Figure 9 represents the calculation of the number of nodes that need to be deployed to reach the determined coverage after optimizing node deployment with the five algorithms ACBOA, BOA, ABC, FOA and PSO under constraint 1. As shown in the figure, only 41 nodes need to be deployed for the network optimized with ACBOA when the coverage reaches 95%, while 60, 77, 50, and 56 nodes need to be deployed with BOA, ABC, FOA, and PSO, respectively. Too many nodes deployed by the four compared algorithms are prone to coverage redundancy, which affects the accuracy of data transmission. The energy consumed by all nodes in the network for 1 h of operation is calculated according to Fig. 9, as shown in Table 4. It can be seen that the higher the number of sensor nodes the higher the energy consumption at the same communication radius. The nodes exhibit the highest energy consumption after the optimal deployment of ABC algorithm under the three conditions, and the nodes exhibit the least energy consumption after the optimal deployment of ACBOA. Proposed ACBOA algorithm in this paper achieves the purpose of reducing the energy consumption of the network.

Figure 9
figure 9

Number of nodes required to reach a defined coverage.

Table 4 Average energy consumed by all nodes working for one hour.

The total running time of the algorithm iterative optimization search with constraint 1 is shown in Table 5. The running time of ACBOA is smaller than BOA, ABC, FOA and PSO algorithms, which indicates that ACBOA has the shortest iterative search time and the highest running efficiency. The adaptive factor introduced by ACBOA can quickly escape from the loop and tend to the optimal solution space when it falls into local optimum, which greatly accelerates the convergence efficiency and running efficiency of the algorithm.

Table 5 Algorithm running time.

Conclusions

To optimize the node coverage of SMWSNs, an adaptive Cauchy butterfly optimization algorithm (ACBOA) is proposed in this paper, with an important innovation that adaptive operators and Cauchy variants for improving the global and local search ability, respectively, are presented to effectively improve the node coverage. In addition, a new method of constructing an objective function optimization model using the effective coverage of nodes as an optimization factor was devised, and the node coverage problem was transformed into an objective function optimization problem was proposed. Subsequently, ACBOA is compared with BOA, ABC, FOA and PSO algorithms to show the effectiveness of the five algorithms for coverage optimization of SMWSNs under different constraints. Besides, the energy consumption and running time of the five algorithms are also compared in this paper.
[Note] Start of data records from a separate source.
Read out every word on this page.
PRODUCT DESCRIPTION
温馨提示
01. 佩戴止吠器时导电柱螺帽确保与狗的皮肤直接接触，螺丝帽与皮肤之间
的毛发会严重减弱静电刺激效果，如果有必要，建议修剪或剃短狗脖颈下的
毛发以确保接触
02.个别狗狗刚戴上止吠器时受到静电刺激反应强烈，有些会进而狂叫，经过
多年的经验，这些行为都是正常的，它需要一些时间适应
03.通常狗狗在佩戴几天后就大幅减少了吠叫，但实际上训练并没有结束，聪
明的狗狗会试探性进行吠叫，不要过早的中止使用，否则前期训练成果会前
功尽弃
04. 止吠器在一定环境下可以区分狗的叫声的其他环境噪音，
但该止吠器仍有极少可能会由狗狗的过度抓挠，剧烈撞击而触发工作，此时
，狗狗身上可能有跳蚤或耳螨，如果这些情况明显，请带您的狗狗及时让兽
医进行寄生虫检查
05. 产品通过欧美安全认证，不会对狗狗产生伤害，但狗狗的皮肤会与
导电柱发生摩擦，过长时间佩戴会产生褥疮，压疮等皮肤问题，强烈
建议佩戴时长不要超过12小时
The simulation results show that the ACBOA based coverage optimization outperforms the other algorithms in terms of optimization capability and saving network resources. In addition, ACBOA is suitable for large-scale sensor networks, the application in coverage optimization of SMWSNs effectively improves node coverage while reducing the number of nodes deployed, which provides a possibility for further development in precision agriculture.
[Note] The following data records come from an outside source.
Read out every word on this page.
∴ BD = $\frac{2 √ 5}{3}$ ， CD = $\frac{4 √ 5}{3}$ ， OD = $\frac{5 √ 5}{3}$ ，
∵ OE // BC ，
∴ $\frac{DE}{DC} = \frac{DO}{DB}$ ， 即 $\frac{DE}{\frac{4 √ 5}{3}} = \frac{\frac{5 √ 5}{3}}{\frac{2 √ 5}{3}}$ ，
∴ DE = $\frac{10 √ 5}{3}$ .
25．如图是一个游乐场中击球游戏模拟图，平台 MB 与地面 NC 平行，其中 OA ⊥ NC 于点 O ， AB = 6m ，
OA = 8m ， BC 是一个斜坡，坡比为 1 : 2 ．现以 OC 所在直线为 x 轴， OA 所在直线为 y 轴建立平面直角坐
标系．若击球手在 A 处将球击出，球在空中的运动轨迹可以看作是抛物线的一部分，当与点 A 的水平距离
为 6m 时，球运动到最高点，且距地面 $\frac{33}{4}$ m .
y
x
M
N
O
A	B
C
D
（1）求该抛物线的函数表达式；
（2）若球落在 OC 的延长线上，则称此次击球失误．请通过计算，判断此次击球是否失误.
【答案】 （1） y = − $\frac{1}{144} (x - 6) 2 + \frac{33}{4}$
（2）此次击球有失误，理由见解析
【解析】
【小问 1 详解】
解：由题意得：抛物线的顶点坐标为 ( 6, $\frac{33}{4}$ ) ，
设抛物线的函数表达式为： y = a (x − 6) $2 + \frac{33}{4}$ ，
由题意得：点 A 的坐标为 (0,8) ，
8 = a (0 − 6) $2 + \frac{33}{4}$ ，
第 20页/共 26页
Future research should consider more complex SMWSNs including but not limited to exploring the impact of different depths of collected soil moisture data by solving the same optimization model in simulation using an optimization solver, e.g., GLPK or CEPLEX. in addition, this paper is only based on MATLAB software for simulation, and subsequent testing of the sensor optimization deployment in a real farm environment can be conducted to explore the execution time of different algorithms on the sensors.